Là-dessus se rajoute le coronavirus. La Chine représentait l'année dernière une consommation de 14,5 millions de barils par jour. Ce n'est pas négligeable sur un total de 100 millions. Or il va y avoir une baisse de la consommation en Chine, au moins au premier trimestre. Elle ne sera peut-être pas aussi importante de ce que l'on disait : les plus raisonnables parlaient de 300 à 400 barils de moins par jour, mais certains sont allés jusqu'à évoquer 3 millions de barils par jour ! C'est cela qui a joué probablement, qui a pesé sur les marchés. L'impression des investisseurs s'est retournée et les marchés se sont effondrés.

Ce n'est donc qu'une impression ou bien c'est une réalité ?

Il n'y a pas que le pétrole, toutes les matières premières, dont la Chine est le premier importateur mondial, ont vu leurs prix baisser : le cuivre, le fer, l'huile de palme, le caoutchouc, etc... À la limite, sur le pétrole, la Chine ne joue pas un rôle aussi important que pour d'autres produits. Mais c'est symbolique. Ça va toucher par exemple la demande de kérosène pour les avions. On sait aussi que l'arrêt probable du transport maritime en Chine va bloquer un certain nombre de conteneurs en Chine et donc que la gestion des chaînes logistiques va devenir extrêmement complexe. Ce n'est pas un hasard si on dit que la Chine est "l'atelier du monde". C'est la deuxième économie de la planète, c'est la moitié de la production mondiale d'acier, plus de la moitié de la production mondiale d'aluminium. L'atelier aujourd'hui est à moitié fermé ! Quand la Chine éternue, c'est l'ensemble du monde qui attrape la grippe.

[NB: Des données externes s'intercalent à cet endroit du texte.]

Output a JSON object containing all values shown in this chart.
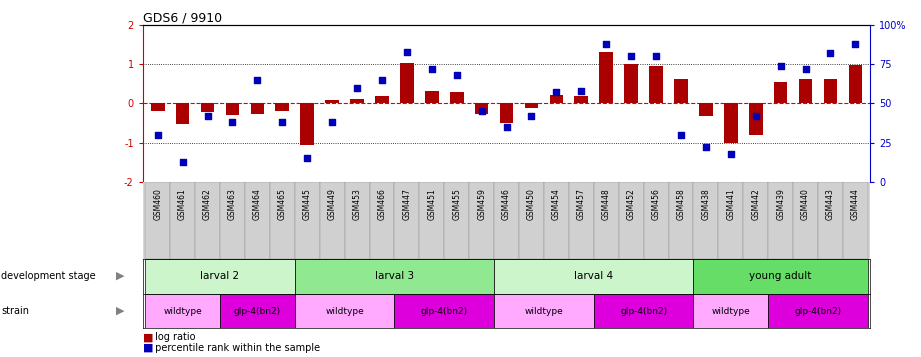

Le carburant un peu moins cher à la pompe, c'est plutôt une bonne nouvelle. Mais de manière générale, à moyen terme, ce n'est pas bon pour l'économie mondiale ?

Non, ce n'est pas bon pour un certain nombre d'entreprises qui travaillent avec la Chine. On a eu la semaine dernière les excellents résultats de LVMH. La France, dont le luxe est une des grandes spécialités, va très certainement souffrir de la baisse de la demande chinoise dans ce domaine. Ça ne devrait pas durer très longtemps, il y aura un rebond et une reprise, mais sur le moment, c'est un grand coup de froid sur l'économie mondiale. le seul avantage, c'est que la baisse du prix des carburants devrait largement se prolonger puisque la chute des prix du pétrole a été particulièrement spectaculaire depuis 4 ou 5 jours.